After Jurassic Park was released, fans were fascinated by the potential for the actual cloning of dinosaurs from DNA inside insects encased in amber. Scientists from the University of Manchester attempted to find DNA from stingless bees encased in amber for 10,600 years, but this proved to be futile. Therefore, the likelihood of finding DNA from samples millions of years older, from the time of the dinosaurs, is extremely improbable.
Scientists also noted that in the Jurassic Park film, the mosquito they show as the vector for dinosaur DNA is actually Toxorhynchites rutilus, the only species of mosquito that doesn't suck blood.

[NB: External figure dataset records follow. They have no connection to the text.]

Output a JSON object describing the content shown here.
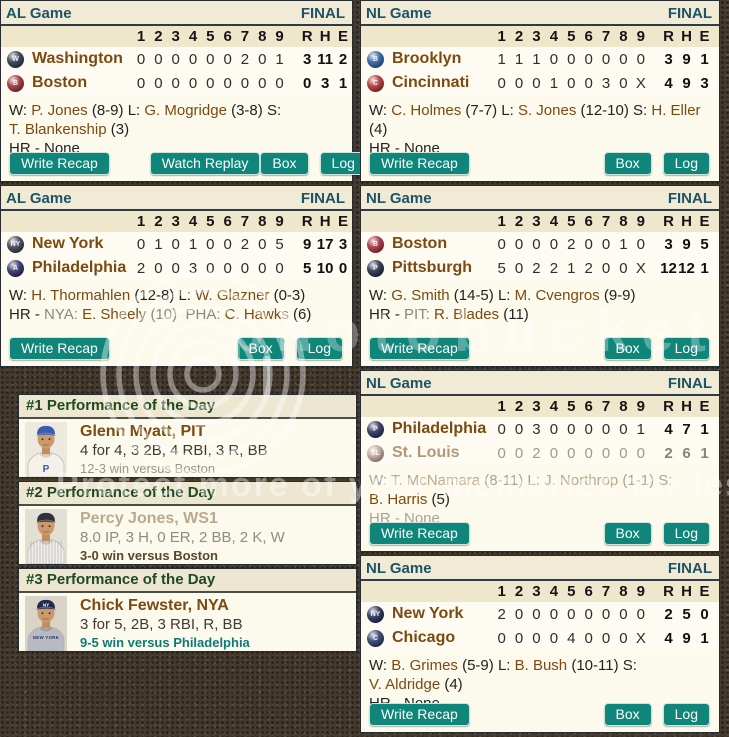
{
  "colors": {
    "accent_teal": "#0F8679",
    "link_brown": "#7B4A10",
    "header_teal": "#1D5365",
    "perf_green": "#1D4A20",
    "panel_cream": "#FCF9ED"
  },
  "innings_header": [
    "1",
    "2",
    "3",
    "4",
    "5",
    "6",
    "7",
    "8",
    "9",
    "R",
    "H",
    "E"
  ],
  "watermark": {
    "brand": "photobucket",
    "tagline": "Protect more of your memories for less!"
  },
  "games": [
    {
      "panel": "g1",
      "league": "AL Game",
      "status": "FINAL",
      "teams": [
        {
          "name": "Washington",
          "logo_color": "#2c3752",
          "logo_letter": "W",
          "faded": false,
          "innings": [
            "0",
            "0",
            "0",
            "0",
            "0",
            "0",
            "2",
            "0",
            "1"
          ],
          "r": "3",
          "h": "11",
          "e": "2"
        },
        {
          "name": "Boston",
          "logo_color": "#9e2f35",
          "logo_letter": "B",
          "faded": false,
          "innings": [
            "0",
            "0",
            "0",
            "0",
            "0",
            "0",
            "0",
            "0",
            "0"
          ],
          "r": "0",
          "h": "3",
          "e": "1"
        }
      ],
      "pitching": [
        [
          [
            "W: ",
            "lb"
          ],
          [
            "P. Jones",
            "nm"
          ],
          [
            " (8-9) ",
            "lb"
          ],
          [
            "L: ",
            "lb"
          ],
          [
            "G. Mogridge",
            "nm"
          ],
          [
            " (3-8) ",
            "lb"
          ],
          [
            "S:",
            "lb"
          ]
        ],
        [
          [
            "T. Blankenship",
            "nm"
          ],
          [
            " (3)",
            "lb"
          ]
        ],
        [
          [
            "HR - None",
            "lb"
          ]
        ]
      ],
      "buttons": [
        "Write Recap",
        "Watch Replay",
        "Box",
        "Log"
      ]
    },
    {
      "panel": "g2",
      "league": "NL Game",
      "status": "FINAL",
      "teams": [
        {
          "name": "Brooklyn",
          "logo_color": "#2f5fa3",
          "logo_letter": "B",
          "faded": false,
          "innings": [
            "1",
            "1",
            "1",
            "0",
            "0",
            "0",
            "0",
            "0",
            "0"
          ],
          "r": "3",
          "h": "9",
          "e": "1"
        },
        {
          "name": "Cincinnati",
          "logo_color": "#b03030",
          "logo_letter": "C",
          "faded": false,
          "innings": [
            "0",
            "0",
            "0",
            "1",
            "0",
            "0",
            "3",
            "0",
            "X"
          ],
          "r": "4",
          "h": "9",
          "e": "3"
        }
      ],
      "pitching": [
        [
          [
            "W: ",
            "lb"
          ],
          [
            "C. Holmes",
            "nm"
          ],
          [
            " (7-7) ",
            "lb"
          ],
          [
            "L: ",
            "lb"
          ],
          [
            "S. Jones",
            "nm"
          ],
          [
            " (12-10) ",
            "lb"
          ],
          [
            "S: ",
            "lb"
          ],
          [
            "H. Eller",
            "nm"
          ]
        ],
        [
          [
            "(4)",
            "lb"
          ]
        ],
        [
          [
            "HR - None",
            "lb"
          ]
        ]
      ],
      "buttons": [
        "Write Recap",
        "Box",
        "Log"
      ]
    },
    {
      "panel": "g3",
      "league": "AL Game",
      "status": "FINAL",
      "teams": [
        {
          "name": "New York",
          "logo_color": "#39404f",
          "logo_letter": "NY",
          "faded": false,
          "innings": [
            "0",
            "1",
            "0",
            "1",
            "0",
            "0",
            "2",
            "0",
            "5"
          ],
          "r": "9",
          "h": "17",
          "e": "3"
        },
        {
          "name": "Philadelphia",
          "logo_color": "#2b2e63",
          "logo_letter": "A",
          "faded": false,
          "innings": [
            "2",
            "0",
            "0",
            "3",
            "0",
            "0",
            "0",
            "0",
            "0"
          ],
          "r": "5",
          "h": "10",
          "e": "0"
        }
      ],
      "pitching": [
        [
          [
            "W: ",
            "lb"
          ],
          [
            "H. Thormahlen",
            "nm"
          ],
          [
            " (12-8) ",
            "lb"
          ],
          [
            "L: ",
            "lb"
          ],
          [
            "W. Glazner",
            "nm"
          ],
          [
            " (0-3)",
            "lb"
          ]
        ],
        [
          [
            "HR - ",
            "lb"
          ],
          [
            "NYA: ",
            "ab"
          ],
          [
            "E. Sheely",
            "nm"
          ],
          [
            " (10)  ",
            "ab"
          ],
          [
            "PHA: ",
            "ab"
          ],
          [
            "C. Hawks",
            "nm"
          ],
          [
            " (6)",
            "lb"
          ]
        ]
      ],
      "buttons": [
        "Write Recap",
        "Box",
        "Log"
      ]
    },
    {
      "panel": "g4",
      "league": "NL Game",
      "status": "FINAL",
      "teams": [
        {
          "name": "Boston",
          "logo_color": "#a03038",
          "logo_letter": "B",
          "faded": false,
          "innings": [
            "0",
            "0",
            "0",
            "0",
            "2",
            "0",
            "0",
            "1",
            "0"
          ],
          "r": "3",
          "h": "9",
          "e": "5"
        },
        {
          "name": "Pittsburgh",
          "logo_color": "#252a47",
          "logo_letter": "P",
          "faded": false,
          "innings": [
            "5",
            "0",
            "2",
            "2",
            "1",
            "2",
            "0",
            "0",
            "X"
          ],
          "r": "12",
          "h": "12",
          "e": "1"
        }
      ],
      "pitching": [
        [
          [
            "W: ",
            "lb"
          ],
          [
            "G. Smith",
            "nm"
          ],
          [
            " (14-5) ",
            "lb"
          ],
          [
            "L: ",
            "lb"
          ],
          [
            "M. Cvengros",
            "nm"
          ],
          [
            " (9-9)",
            "lb"
          ]
        ],
        [
          [
            "HR - ",
            "lb"
          ],
          [
            "PIT: ",
            "ab"
          ],
          [
            "R. Blades",
            "nm"
          ],
          [
            " (11)",
            "lb"
          ]
        ]
      ],
      "buttons": [
        "Write Recap",
        "Box",
        "Log"
      ]
    },
    {
      "panel": "g5",
      "league": "NL Game",
      "status": "FINAL",
      "teams": [
        {
          "name": "Philadelphia",
          "logo_color": "#283058",
          "logo_letter": "P",
          "faded": false,
          "innings": [
            "0",
            "0",
            "3",
            "0",
            "0",
            "0",
            "0",
            "0",
            "1"
          ],
          "r": "4",
          "h": "7",
          "e": "1"
        },
        {
          "name": "St. Louis",
          "logo_color": "#c4a5a0",
          "logo_letter": "SL",
          "faded": true,
          "innings": [
            "0",
            "0",
            "2",
            "0",
            "0",
            "0",
            "0",
            "0",
            "0"
          ],
          "r": "2",
          "h": "6",
          "e": "1"
        }
      ],
      "pitching": [
        [
          [
            "W: ",
            "lbf"
          ],
          [
            "T. McNamara",
            "nmf"
          ],
          [
            " (8-11) ",
            "lbf"
          ],
          [
            "L: ",
            "lbf"
          ],
          [
            "J. Northrop",
            "nmf"
          ],
          [
            " (1-1) ",
            "lbf"
          ],
          [
            "S:",
            "lbf"
          ]
        ],
        [
          [
            "B. Harris",
            "nm"
          ],
          [
            " (5)",
            "lb"
          ]
        ],
        [
          [
            "HR - None",
            "lbf"
          ]
        ]
      ],
      "buttons": [
        "Write Recap",
        "Box",
        "Log"
      ]
    },
    {
      "panel": "g6",
      "league": "NL Game",
      "status": "FINAL",
      "teams": [
        {
          "name": "New York",
          "logo_color": "#1f2a55",
          "logo_letter": "NY",
          "faded": false,
          "innings": [
            "2",
            "0",
            "0",
            "0",
            "0",
            "0",
            "0",
            "0",
            "0"
          ],
          "r": "2",
          "h": "5",
          "e": "0"
        },
        {
          "name": "Chicago",
          "logo_color": "#2b3a6b",
          "logo_letter": "C",
          "faded": false,
          "innings": [
            "0",
            "0",
            "0",
            "0",
            "4",
            "0",
            "0",
            "0",
            "X"
          ],
          "r": "4",
          "h": "9",
          "e": "1"
        }
      ],
      "pitching": [
        [
          [
            "W: ",
            "lb"
          ],
          [
            "B. Grimes",
            "nm"
          ],
          [
            " (5-9) ",
            "lb"
          ],
          [
            "L: ",
            "lb"
          ],
          [
            "B. Bush",
            "nm"
          ],
          [
            " (10-11) ",
            "lb"
          ],
          [
            "S:",
            "lb"
          ]
        ],
        [
          [
            "V. Aldridge",
            "nm"
          ],
          [
            " (4)",
            "lb"
          ]
        ],
        [
          [
            "HR - None",
            "lb"
          ]
        ]
      ],
      "buttons": [
        "Write Recap",
        "Box",
        "Log"
      ]
    }
  ],
  "performances": [
    {
      "panel": "p1",
      "title": "#1 Performance of the Day",
      "player": "Glenn Myatt, PIT",
      "line": "4 for 4, 3 2B, 4 RBI, 3 R, BB",
      "result": "12-3 win versus Boston",
      "name_color": "#7b4a10",
      "line_color": "#3c3c38",
      "result_color": "#9b968a",
      "result_bold": false,
      "portrait": {
        "bg": "#eceadf",
        "cap": "#3a5bb4",
        "jersey": "#f4f1ea",
        "chest": "P",
        "chest_color": "#3a5bb4"
      }
    },
    {
      "panel": "p2",
      "title": "#2 Performance of the Day",
      "player": "Percy Jones, WS1",
      "line": "8.0 IP, 3 H, 0 ER, 2 BB, 2 K, W",
      "result": "3-0 win versus Boston",
      "name_color": "#b9aa8e",
      "line_color": "#8f8c82",
      "result_color": "#55482c",
      "result_bold": true,
      "portrait": {
        "bg": "#e3dfd2",
        "cap": "#2b3140",
        "jersey": "#f2efe8",
        "pinstripes": true
      }
    },
    {
      "panel": "p3",
      "title": "#3 Performance of the Day",
      "player": "Chick Fewster, NYA",
      "line": "3 for 5, 2B, 3 RBI, R, BB",
      "result": "9-5 win versus Philadelphia",
      "name_color": "#7b4a10",
      "line_color": "#3c3c38",
      "result_color": "#0e7a78",
      "result_bold": true,
      "portrait": {
        "bg": "#d9d4c6",
        "cap": "#202c50",
        "capText": "NY",
        "jersey": "#b7bac2",
        "jersey_label": "NEW YORK",
        "label_color": "#2b3757"
      }
    }
  ]
}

Ironically, Crichton originally drafted Jurassic Park as a screenplay before writing the novel. Crichton joked about having an idea for an exciting movie when Steven Spielberg offered him $500,000 to write the script. Crichton began working on the screenplay in the early 1980s, telling the story of a graduate student who attempts to clone a pterodactyl. He reworked the concept over the next decade before Jurassic Park appeared in novel form.
Spielberg and Crichton, who would work together on the film adaptation of Jurassic Park, first met professionally in 1989 while developing the television show ER. In early 1989 Spielberg wanted to begin work on his "passion project," Schindler's List, but was told by Universal Studios that they wouldn't greenlight the film unless he also directed Jurassic Park. Spielberg accepted the challenge and, somehow, managed to release both of these hugely successful and enduring films in 1993.
Critics have noted that the 1993 film adaptation of Jurassic Park omitted a great deal of the ethical implications and cautionary elements of Crichton's novel. The notion of the dinosaurs escaping is centered on chaos theory, the idea that scientifically predictable systems are not immune to uncertainty and can explode into "chaos" even when confirmed with seemingly trustworthy data.
American mathematician Edward Lorenz explained the theory like this: "when the present determines the future, but the approximate present does not approximately determine the future." Although chaos theory is mentioned in the film, Spielberg has been accused of downplaying its role in disproving Hammond's faulty notion that he can keep his prehistoric creations locked in cages without any trouble. Hammond himself is also portrayed as a much more sympathetic character in the film and doesn't meet the same grisly end as he does in the novel.